This famous quote, attributed to Voltaire, is a useful reminder when we embark on doing something new. Because no mindset works against us more when we start something new than the perfectionist's mindset.
Know a perfectionist? You probably do. We all know somebody who decided to do something new, hard, and noble -- quit smoking, learn how to play an instrument, or eat from a new diet. It is all that person would talk about. She or he talked about it all the time because she was obsessed, and also because she was trying to keep herself true and perfect to adopting this new thing in her life.
What happened then when she made one little mistake? When she lit up a cigarette after being good for 3 and not having one, or when she did not pick up the guitar for 2 days after being good about strumming it daily for two weeks, or when she ate a sandwich after swearing off bread and being good about avoiding it for a week?
This perfectionist, after one such small mistake, she quit her noble cause. Why? Because she put way too much pressure on herself. She created way too high expectations for herself on being able to follow through this new thing perfectly. And thus, she set herself up to fail.
So what then is the best mindset when doing something new, hard, and noble, like adopting new foods into what you eat everyday and letting go of old favorites to lose weight and become healthier?

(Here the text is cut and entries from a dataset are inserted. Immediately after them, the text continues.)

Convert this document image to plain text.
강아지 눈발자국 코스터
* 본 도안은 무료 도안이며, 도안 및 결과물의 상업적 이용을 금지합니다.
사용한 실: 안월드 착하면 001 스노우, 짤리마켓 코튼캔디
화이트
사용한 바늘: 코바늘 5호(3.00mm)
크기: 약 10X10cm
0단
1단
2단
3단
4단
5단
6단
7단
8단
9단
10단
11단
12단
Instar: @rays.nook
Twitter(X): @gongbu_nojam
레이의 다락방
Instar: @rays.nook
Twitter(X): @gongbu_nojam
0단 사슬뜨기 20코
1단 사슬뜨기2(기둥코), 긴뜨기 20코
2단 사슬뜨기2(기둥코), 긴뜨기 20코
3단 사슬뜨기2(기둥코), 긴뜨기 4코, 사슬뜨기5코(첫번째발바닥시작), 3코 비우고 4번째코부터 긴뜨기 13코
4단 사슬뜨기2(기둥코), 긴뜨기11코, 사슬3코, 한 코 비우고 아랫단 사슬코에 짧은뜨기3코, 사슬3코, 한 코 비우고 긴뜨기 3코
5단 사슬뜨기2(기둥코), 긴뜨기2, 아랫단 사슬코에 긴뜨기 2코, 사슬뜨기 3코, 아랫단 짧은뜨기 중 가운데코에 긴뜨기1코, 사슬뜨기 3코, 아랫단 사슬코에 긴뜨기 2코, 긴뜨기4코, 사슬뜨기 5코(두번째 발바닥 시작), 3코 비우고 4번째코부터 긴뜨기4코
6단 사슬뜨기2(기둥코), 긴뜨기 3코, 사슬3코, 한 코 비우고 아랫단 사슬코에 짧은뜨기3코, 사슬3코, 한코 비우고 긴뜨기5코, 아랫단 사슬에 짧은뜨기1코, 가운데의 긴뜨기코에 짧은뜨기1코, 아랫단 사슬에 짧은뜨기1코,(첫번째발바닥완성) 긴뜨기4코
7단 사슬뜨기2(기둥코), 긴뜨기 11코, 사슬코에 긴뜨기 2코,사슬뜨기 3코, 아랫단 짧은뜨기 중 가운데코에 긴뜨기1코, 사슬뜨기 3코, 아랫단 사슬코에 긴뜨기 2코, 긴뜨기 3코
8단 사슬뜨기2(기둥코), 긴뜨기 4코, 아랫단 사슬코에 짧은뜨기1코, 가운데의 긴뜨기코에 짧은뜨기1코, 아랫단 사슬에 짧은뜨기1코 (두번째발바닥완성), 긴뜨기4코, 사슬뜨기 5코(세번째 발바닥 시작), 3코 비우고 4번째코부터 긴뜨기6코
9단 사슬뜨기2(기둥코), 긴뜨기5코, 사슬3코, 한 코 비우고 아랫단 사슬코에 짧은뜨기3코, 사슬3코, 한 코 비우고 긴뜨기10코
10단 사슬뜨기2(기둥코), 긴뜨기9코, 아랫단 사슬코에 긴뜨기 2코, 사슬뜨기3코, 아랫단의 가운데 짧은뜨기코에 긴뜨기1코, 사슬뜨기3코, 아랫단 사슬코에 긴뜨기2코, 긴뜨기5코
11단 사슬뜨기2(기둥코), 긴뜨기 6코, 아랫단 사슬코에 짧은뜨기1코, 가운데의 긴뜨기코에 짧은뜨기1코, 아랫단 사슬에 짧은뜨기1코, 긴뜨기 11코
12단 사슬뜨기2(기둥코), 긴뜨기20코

The answer is the mindset that let's you feel okay failing on occasion. In fact, build failure into your diet. Use Pareto's principle of 80/20, where you do things right 80% of the time, and 20% of the time you give yourself leeway to do the wrong thing.

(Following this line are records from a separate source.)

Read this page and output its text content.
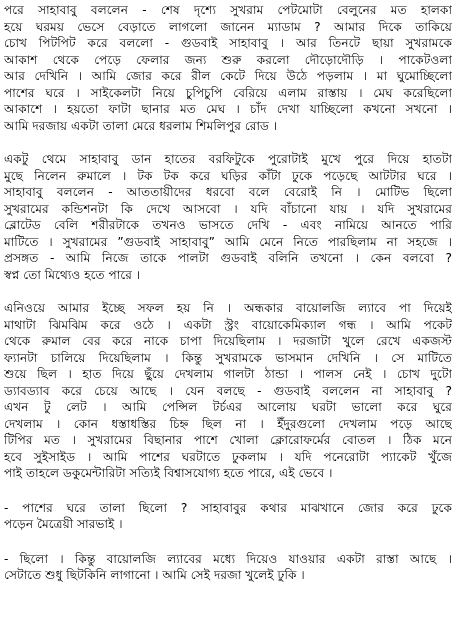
পরে সাহাবাবু বললেন - শেষ দৃশ্যে সুখরাম পেটমোটা বেলুনের মত হালকা
হয়ে ঘরময় ভেসে বেড়াতে লাগলো জানেন ম্যাডাম ? আমার দিকে তাকিয়ে
চোখ পিটপিট করে বললো - গুডবাই সাহাবাবু । আর তিনটে ছায়া সুখরামকে
আকাশ থেকে পেড়ে ফেলার জন্য শুরু করলো দৌড়োদৌড়ি । পাকেটওলা
আর দেখিনি । আমি জোর করে রীল কেটে দিয়ে উঠে পড়লাম । মা ঘুমোচ্ছিলো
পাশের ঘরে । সাইকেলটা নিয়ে চুপিচুপি বেরিয়ে এলাম রাস্তায় । মেঘ করেছিলো
আকাশে । হয়তো ফাটা ছানার মত মেঘ । চাঁদ দেখা যাচ্ছিলো কখনো সখনো ।
আমি দরজায় একটা তালা মেরে ধরলাম শিমলিপুর রোড ।
একটু থেমে সাহাবাবু ডান হাতের বরফিটুকে পুরোটাই মুখে পুরে দিয়ে হাতটা
মুছে নিলেন রুমালে । টক টক করে ঘড়ির কাঁটা ঢুকে পড়েছে আটটার ঘরে ।
সাহাবাবু বললেন - আততায়ীদের ধরবো বলে বেরোই নি । মোটিভ ছিলো
সুখরামের কন্ডিশনটা কি দেখে আসবো । যদি বাঁচানো যায় । যদি সুখরামের
ব্লোটেড বেলি শরীরটাকে তখনও ভাসতে দেখি - এবং নামিয়ে আনতে পারি
মাটিতে । সুখরামের ”গুডবাই সাহাবাবু” আমি মেনে নিতে পারছিলাম না সহজে ।
প্রসঙ্গত - আমি নিজে তাকে পালটা গুডবাই বলিনি তখনো । কেন বলবো ?
স্বপ্ন তো মিথ্যেও হতে পারে ।
এনিওয়ে আমার ইচ্ছে সফল হয় নি । অন্ধকার বায়োলজি ল্যাবে পা দিয়েই
মাথাটা ঝিমঝিম করে ওঠে । একটা স্ট্রং বায়োকেমিক্যাল গন্ধ । আমি পকেট
থেকে রুমাল বের করে নাকে চাপা দিয়েছিলাম । দরজাটা খুলে রেখে একজস্ট
ফ্যানটা চালিয়ে দিয়েছিলাম । কিন্তু সুখরামকে ভাসমান দেখিনি । সে মাটিতে
শুয়ে ছিল । হাত দিয়ে ছুঁয়ে দেখলাম গালটা ঠান্ডা । পালস নেই । চোখ দুটো
ড্যাবড্যাব করে চেয়ে আছে । যেন বলছে - গুডবাই বললেন না সাহাবাবু ?
এখন টু লেট । আমি পেন্সিল টর্চএর আলোয় ঘরটা ভালো করে ঘুরে
দেখলাম । কোন ধস্তাধস্তির চিহ্ন ছিল না । ইঁদুরগুলো দেখলাম পড়ে আছে
টিপির মত । সুখরামের বিছানার পাশে খোলা ক্লোরোফর্মের বোতল । ঠিক মনে
হবে সুইসাইড । আমি পাশের ঘরটাতে ঢুকলাম । যদি পনেরোটা প্যাকেট খুঁজে
পাই তাহলে ডকুমেন্টারিটা সত্যিই বিশ্বাসযোগ্য হতে পারে, এই ভেবে ।
- পাশের ঘরে তালা ছিলো ? সাহাবাবুর কথার মাঝখানে জোর করে ঢুকে
পড়েন মৈত্রেয়ী সারভাই ।
- ছিলো । কিন্তু বায়োলজি ল্যাবের মধ্যে দিয়েও যাওয়ার একটা রাস্তা আছে ।
সেটাতে শুধু ছিটকিনি লাগানো । আমি সেই দরজা খুলেই ঢুকি ।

If you plan to eat the right foods and not any bad ones for 4 weeks, I encourage you on 1 day to eat all the crap food you like. For 6 days, eat the right food. And if on one of those weeks, you eat the wrong food on 2 days, be okay with it. Just go back to eating right 6 days a week.
The wrong mindset tells you to try eating right for all 7 days a week, all 4 weeks a month,. The pressure and expectations to follow through everyday is much too high for our human nature, so you will quit doing the right thing altogether. Try to be perfect, and oddly enough, you will be far from achieving your goal of losing weight and become healthier versus if you tried to perfect most of the time and imperfect on a day or two each week.
So the Healthy Indian knows this well: Aim to be almost perfect, but never perfect, when doing something new, hard and noble like eating better food and not the old crap food you liked so much, in order to achieve success.